Manager Humas PT KAI Daop 4 Semarang, Franoto Wibowo, mengatakan pihaknya tetap mempertahankan pemutaran instrumen Gambang Semarang.
“Kita masih memutar instrumen Gambang Semarang saat kereta datang ataupun berangkat,” ujarnya, kepada BahteraJateng pada Jumat (29/8).
Franoto menjelaskan, terkait royalti pihaknya mengikuti aturan yang berlaku. Menurut dia, semua urusan royalti instrumen tersebut ditangani langsung oleh kantor pusat PT KAI.
“Mungkin ada dan semua diurus oleh kantor pusat kami. Sehingga aman diputar di Stasiun Tawang,” jelasnya.
Instrumen Gambang Semarang sendiri diciptakan komponis Oey Yok Siang. Pemutarannya di Stasiun Tawang bukan sekadar hiburan, melainkan juga bagian dari upaya melestarikan kearifan lokal.
“Karena Stasiun Tawang merupakan bangunan cagar budaya, dan sekaligus kita melestarikan kearifan lokal dan budaya di Indonesia,” tutur Franoto.
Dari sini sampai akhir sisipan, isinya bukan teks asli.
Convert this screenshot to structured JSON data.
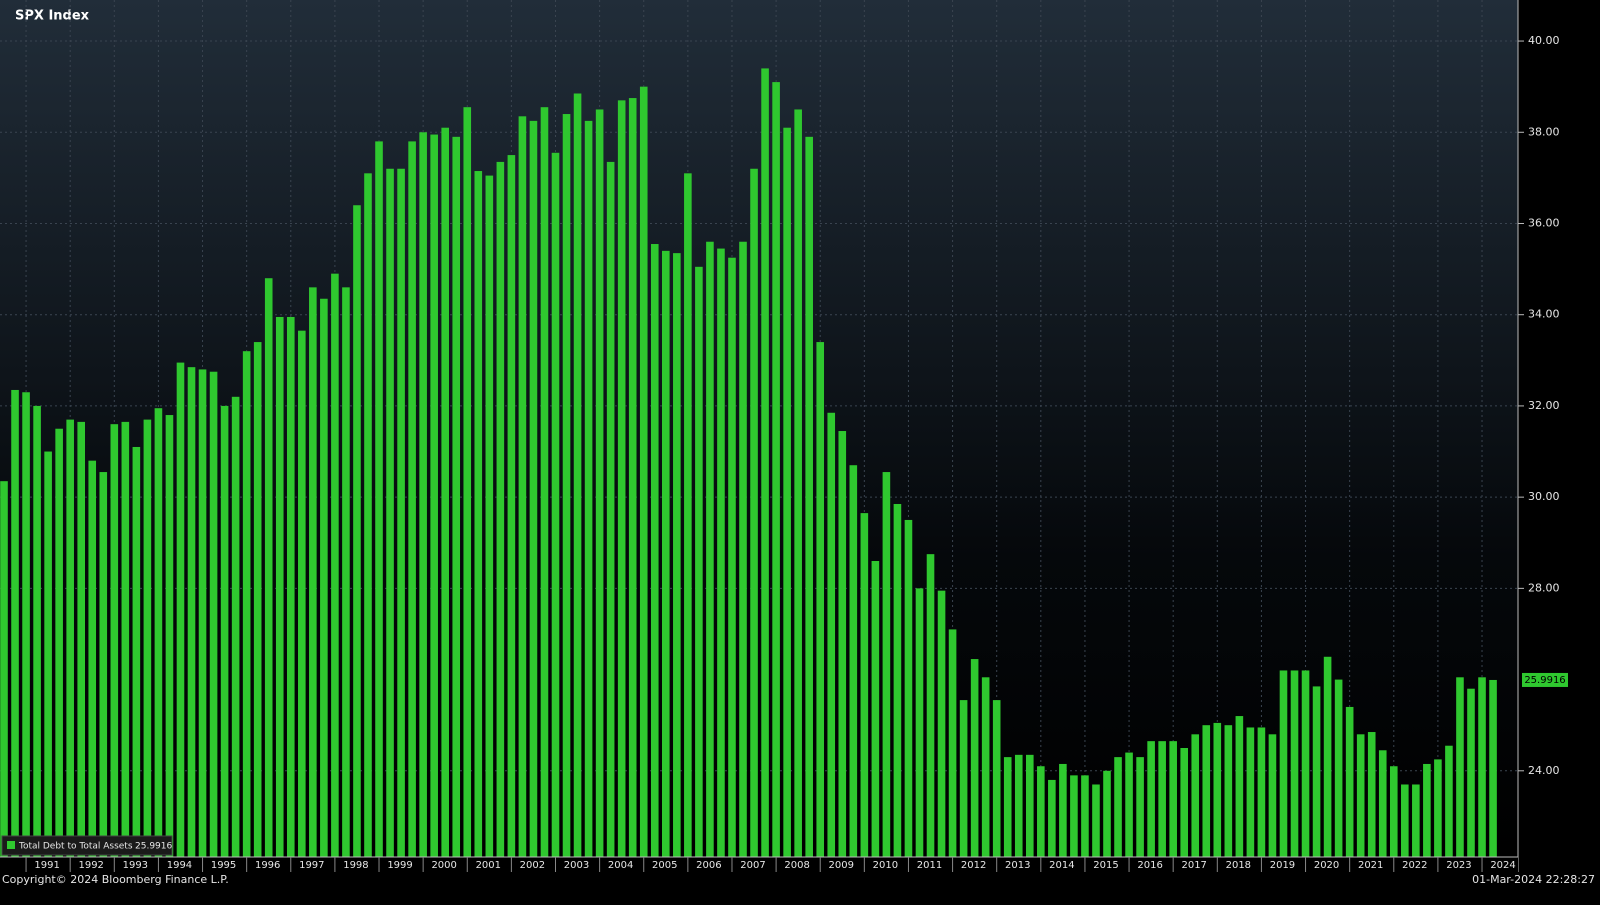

Stasiun Tawang, yang berdiri sejak zaman kolonial Belanda dan diresmikan pada 1914, dirancang oleh arsitek Belanda Sloth Blauwboer. Hingga kini, stasiun ini tidak hanya menjadi simpul transportasi penting, tetapi juga ikon sejarah dan budaya di Kota Semarang.
Dengan pemutaran instrumen Gambang Semarang, PT KAI berharap setiap perjalanan kereta api dari dan menuju Tawang dapat menghadirkan nuansa khas kota sekaligus menjaga identitas budaya lokal di tengah modernisasi transportasi.